The day got even better as I climbed the hilly, bumpy cobblestone streets to reach the cloisters of the 13th century Royal Convent of San Francisco. The gardens surrounding the majestic trefoil arched arcade captured my attention. Although most of the colourful flowers that the guide told me about, were now long gone, there was a wonderful eerie verging on haunting element in this now desolate oblong space. Near by in a cave-like room, was a large 15th century fresco, amazingly still with some of the original coloration. It’s from this Convent that the only entrance to the castle is located. But since the castle was under renovation, all I could do was stare from below at the lofty remains of the splendor of the fortress on a colossal crag.

Next on the schedule was the grand 13th Iglesia Arciprestal (Archpriest’s Church of Santa Maria La Mayor) said to be “the most beautiful Gothic church in all the old kingdom of Valencia”. The steep hill climb warmed me but unfortunately, the timing was off. On this freezing day, a 102 year old local woman was being buried and it seemed the entire town was in attendance at the services. So feeling that this wasn’t the time to sightsee, I descended to a local café known for their warming cup of very thick hot chocolate. “If the spoon stands, it’s perfection,” my Spanish friend told me. It stood straight.

Now comfortably heated by the drink, it was up the high hill again to perhaps one of the most ornate churches I’ve ever seen., totally unexpected. And this too, was yet another surprise in Morella. The introduction of what was inside, were the two fine 15th century doors. The larger is decorated with carved Apostles and the smaller is known as Virgins’ Doorway. The high altar insider is so spectacular, even the dome is covered with heavy gilt moldings and Baroque sculptures. This gem of the Baroque period features art from the 17th century.
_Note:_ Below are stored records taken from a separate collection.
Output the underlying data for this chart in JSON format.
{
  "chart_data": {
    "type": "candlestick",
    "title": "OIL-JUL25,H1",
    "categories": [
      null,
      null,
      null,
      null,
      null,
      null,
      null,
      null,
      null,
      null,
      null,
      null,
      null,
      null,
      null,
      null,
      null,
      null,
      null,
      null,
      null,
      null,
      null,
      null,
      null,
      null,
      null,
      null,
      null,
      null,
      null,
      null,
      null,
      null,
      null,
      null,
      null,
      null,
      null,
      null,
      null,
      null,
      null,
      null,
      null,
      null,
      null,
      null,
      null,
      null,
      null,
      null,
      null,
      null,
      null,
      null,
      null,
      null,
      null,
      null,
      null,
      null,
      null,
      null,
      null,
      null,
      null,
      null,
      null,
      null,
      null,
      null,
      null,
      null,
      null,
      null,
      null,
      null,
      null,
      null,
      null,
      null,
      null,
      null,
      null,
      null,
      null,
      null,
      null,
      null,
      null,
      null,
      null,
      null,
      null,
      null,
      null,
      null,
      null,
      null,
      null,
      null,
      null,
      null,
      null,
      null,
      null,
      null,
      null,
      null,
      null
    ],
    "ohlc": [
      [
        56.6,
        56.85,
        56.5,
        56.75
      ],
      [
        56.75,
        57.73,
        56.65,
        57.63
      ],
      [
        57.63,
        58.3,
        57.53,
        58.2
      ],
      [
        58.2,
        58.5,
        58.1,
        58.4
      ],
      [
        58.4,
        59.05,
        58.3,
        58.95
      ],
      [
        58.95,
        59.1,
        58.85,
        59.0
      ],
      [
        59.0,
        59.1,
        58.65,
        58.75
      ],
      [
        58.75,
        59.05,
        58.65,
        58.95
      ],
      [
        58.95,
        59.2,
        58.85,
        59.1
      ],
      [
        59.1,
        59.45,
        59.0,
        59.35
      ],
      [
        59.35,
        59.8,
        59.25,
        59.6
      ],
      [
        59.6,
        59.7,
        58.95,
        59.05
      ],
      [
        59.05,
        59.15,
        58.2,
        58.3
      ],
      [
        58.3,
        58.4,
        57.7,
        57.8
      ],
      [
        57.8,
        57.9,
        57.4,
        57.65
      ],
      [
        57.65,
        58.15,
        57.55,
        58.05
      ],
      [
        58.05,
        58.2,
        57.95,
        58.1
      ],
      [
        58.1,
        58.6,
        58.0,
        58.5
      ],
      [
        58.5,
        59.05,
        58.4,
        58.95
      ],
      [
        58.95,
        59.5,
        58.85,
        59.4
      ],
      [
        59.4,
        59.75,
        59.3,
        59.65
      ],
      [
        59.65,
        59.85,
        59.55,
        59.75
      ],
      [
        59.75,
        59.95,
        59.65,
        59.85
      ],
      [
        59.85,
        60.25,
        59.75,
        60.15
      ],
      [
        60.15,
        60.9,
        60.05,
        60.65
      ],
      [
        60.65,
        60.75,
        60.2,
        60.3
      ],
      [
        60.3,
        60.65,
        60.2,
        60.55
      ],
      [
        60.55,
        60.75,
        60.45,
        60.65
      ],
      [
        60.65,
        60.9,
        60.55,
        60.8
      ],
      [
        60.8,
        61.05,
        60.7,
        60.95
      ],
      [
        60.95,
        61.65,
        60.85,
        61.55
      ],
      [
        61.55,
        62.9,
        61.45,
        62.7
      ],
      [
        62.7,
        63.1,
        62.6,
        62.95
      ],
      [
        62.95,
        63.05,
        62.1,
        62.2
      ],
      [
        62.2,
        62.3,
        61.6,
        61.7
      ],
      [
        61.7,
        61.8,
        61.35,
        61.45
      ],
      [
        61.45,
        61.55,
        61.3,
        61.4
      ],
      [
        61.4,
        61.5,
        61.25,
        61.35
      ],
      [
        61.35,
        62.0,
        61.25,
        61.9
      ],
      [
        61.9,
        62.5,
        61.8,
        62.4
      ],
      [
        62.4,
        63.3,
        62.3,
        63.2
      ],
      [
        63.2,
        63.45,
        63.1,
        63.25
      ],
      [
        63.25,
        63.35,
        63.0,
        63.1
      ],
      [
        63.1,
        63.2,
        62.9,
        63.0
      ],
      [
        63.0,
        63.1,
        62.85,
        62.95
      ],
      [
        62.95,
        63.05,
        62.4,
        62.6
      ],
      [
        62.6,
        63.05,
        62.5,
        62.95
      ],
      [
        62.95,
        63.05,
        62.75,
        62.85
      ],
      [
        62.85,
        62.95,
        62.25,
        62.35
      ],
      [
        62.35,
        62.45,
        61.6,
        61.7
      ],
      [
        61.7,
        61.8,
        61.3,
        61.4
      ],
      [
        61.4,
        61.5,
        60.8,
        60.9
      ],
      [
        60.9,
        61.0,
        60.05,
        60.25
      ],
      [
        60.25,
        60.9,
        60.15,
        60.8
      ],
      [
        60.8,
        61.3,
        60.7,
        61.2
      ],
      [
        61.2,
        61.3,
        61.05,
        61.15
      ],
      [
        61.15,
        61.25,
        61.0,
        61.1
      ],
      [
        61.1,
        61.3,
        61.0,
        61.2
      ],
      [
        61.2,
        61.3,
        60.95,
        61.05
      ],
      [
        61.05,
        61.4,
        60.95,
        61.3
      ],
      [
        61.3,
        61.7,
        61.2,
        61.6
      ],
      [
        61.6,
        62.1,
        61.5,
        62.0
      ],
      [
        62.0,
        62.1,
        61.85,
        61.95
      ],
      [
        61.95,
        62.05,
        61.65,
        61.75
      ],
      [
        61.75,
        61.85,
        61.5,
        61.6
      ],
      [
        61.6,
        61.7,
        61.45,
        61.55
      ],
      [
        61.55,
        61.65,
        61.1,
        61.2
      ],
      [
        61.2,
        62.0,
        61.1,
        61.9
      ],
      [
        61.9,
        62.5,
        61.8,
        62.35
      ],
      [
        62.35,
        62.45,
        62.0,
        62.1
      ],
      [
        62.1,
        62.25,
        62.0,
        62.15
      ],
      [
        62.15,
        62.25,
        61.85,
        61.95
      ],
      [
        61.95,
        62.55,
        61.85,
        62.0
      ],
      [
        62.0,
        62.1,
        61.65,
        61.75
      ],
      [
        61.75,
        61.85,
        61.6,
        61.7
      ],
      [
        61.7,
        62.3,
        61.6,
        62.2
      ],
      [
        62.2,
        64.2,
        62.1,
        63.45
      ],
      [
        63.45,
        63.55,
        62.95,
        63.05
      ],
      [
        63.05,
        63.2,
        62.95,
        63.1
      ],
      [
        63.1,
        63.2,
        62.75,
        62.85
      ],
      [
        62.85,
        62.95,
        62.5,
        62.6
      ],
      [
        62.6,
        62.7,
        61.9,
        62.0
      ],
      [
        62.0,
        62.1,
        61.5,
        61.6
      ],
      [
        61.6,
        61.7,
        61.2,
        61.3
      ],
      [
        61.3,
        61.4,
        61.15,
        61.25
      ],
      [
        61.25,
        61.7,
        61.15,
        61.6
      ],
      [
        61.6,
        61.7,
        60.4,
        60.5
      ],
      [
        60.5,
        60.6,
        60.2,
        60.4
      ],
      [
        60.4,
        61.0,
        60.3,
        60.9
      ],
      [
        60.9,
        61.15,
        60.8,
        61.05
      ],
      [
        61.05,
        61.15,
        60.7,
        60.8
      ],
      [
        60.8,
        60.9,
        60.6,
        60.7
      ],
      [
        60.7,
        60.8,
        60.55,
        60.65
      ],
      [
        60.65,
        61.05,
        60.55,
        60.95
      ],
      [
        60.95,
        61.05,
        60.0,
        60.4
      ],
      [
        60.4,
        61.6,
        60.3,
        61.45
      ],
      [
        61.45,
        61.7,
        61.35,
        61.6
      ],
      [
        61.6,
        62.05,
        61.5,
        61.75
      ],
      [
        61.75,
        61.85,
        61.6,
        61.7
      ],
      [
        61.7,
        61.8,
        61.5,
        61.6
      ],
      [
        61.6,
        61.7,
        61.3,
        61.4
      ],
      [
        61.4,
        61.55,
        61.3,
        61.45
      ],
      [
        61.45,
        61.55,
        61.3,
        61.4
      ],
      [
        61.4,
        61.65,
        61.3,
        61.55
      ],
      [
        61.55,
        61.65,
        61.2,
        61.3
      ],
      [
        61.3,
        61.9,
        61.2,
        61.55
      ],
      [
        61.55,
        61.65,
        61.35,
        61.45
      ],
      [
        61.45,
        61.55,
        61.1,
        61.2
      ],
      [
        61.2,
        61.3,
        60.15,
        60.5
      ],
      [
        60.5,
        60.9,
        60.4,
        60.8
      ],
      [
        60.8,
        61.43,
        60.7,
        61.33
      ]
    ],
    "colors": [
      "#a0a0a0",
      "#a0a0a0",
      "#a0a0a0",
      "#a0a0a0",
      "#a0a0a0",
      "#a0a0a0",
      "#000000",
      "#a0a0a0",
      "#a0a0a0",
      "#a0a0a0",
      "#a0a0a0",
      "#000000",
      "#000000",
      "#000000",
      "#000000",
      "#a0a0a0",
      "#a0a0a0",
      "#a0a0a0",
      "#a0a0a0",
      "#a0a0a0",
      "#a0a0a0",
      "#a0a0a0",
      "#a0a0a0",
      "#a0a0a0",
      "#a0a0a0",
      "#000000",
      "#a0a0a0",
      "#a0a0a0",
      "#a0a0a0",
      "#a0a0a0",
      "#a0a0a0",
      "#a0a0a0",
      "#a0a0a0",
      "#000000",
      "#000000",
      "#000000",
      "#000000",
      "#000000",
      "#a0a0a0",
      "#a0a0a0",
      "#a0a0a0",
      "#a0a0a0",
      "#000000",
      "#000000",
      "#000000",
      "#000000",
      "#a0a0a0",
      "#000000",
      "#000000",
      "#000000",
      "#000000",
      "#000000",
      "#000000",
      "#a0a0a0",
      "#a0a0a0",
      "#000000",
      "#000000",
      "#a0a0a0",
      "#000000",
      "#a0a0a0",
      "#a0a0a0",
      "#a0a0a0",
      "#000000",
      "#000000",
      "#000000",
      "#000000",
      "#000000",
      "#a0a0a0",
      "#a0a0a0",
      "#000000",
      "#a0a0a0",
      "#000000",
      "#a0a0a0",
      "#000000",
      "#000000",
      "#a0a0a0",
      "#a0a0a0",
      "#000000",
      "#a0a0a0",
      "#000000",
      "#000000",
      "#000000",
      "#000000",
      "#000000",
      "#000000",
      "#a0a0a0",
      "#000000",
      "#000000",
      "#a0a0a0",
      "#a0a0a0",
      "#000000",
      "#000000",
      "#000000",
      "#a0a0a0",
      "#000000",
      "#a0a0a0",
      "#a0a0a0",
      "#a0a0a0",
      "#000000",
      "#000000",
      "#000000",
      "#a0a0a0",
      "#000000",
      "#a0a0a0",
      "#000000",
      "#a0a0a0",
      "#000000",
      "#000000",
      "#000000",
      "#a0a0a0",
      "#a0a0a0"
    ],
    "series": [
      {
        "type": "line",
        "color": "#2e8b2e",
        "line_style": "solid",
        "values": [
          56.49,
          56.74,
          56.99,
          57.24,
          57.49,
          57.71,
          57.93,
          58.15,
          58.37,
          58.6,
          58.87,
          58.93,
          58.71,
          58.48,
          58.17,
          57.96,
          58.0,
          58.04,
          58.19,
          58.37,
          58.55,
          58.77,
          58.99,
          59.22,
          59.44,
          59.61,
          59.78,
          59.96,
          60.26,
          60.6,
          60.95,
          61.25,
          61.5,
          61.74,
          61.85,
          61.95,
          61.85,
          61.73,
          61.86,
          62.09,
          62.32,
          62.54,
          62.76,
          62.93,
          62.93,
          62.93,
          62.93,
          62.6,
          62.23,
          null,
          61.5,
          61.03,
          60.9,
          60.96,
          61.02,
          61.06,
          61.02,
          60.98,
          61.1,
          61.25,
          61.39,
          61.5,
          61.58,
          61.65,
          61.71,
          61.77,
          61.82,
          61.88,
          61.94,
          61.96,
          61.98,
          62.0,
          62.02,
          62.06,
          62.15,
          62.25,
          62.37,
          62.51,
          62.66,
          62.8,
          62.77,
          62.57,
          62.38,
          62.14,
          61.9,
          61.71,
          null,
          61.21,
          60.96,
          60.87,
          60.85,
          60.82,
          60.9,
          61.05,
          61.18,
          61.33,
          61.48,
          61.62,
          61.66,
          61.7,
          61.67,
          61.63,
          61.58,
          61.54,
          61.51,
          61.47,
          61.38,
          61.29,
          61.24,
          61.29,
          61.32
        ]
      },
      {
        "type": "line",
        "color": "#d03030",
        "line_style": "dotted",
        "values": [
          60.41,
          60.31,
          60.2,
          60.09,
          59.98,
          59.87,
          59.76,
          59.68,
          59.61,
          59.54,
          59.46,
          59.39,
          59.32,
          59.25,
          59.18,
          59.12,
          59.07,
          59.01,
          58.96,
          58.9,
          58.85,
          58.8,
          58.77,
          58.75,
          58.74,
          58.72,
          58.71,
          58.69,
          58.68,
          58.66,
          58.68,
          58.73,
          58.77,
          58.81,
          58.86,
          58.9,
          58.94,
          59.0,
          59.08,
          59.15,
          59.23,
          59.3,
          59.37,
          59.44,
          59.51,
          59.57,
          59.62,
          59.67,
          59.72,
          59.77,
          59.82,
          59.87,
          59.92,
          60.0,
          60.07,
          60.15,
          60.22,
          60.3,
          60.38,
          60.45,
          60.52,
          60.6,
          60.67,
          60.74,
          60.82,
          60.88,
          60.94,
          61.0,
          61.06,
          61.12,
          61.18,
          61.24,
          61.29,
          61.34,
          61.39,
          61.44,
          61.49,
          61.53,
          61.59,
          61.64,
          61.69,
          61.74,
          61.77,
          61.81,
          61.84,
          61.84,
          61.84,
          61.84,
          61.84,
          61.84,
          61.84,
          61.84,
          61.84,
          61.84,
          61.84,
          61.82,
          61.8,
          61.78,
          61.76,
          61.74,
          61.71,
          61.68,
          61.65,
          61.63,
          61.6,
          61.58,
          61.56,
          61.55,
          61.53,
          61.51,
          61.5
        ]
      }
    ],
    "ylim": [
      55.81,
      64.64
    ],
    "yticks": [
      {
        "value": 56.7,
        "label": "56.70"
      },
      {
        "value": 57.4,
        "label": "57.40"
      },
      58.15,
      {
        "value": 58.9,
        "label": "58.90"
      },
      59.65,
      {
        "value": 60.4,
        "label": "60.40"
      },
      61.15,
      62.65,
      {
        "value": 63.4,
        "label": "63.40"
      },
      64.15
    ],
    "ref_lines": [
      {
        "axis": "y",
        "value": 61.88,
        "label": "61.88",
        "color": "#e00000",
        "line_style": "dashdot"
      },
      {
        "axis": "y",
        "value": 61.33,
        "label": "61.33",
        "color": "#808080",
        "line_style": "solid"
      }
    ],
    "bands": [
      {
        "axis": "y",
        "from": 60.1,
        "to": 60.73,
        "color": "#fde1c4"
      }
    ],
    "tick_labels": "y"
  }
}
Two other outstanding and unique features are a wooden arcade with carvings in alabaster powder representing the Last Judgement and the spiral wooden steps with Old Testament figures wind around the column which leads to the arcade. There was so much to absorb that I almost missed the rare and highly decoratively painted and gilt wood Torull organ.

And just when I thought the tour of the church was finished and I could search for more knitwear and the famed cecina (cured meat), I was led into The Archpriest’s Museum where again, there were treasures from the 15th to the 17th century. A silver and gold woven liturgical garment purported to date from the 15th century, was used by Pope Benedict X111, one of the members of the notorious Borgia family.

Among the winding, small streets with stucco houses and wrought iron balconies, I had come to Morella, had seen and the city had conquered me. It was a fine way to spend a few days in a most unexpected little, unknown historic town.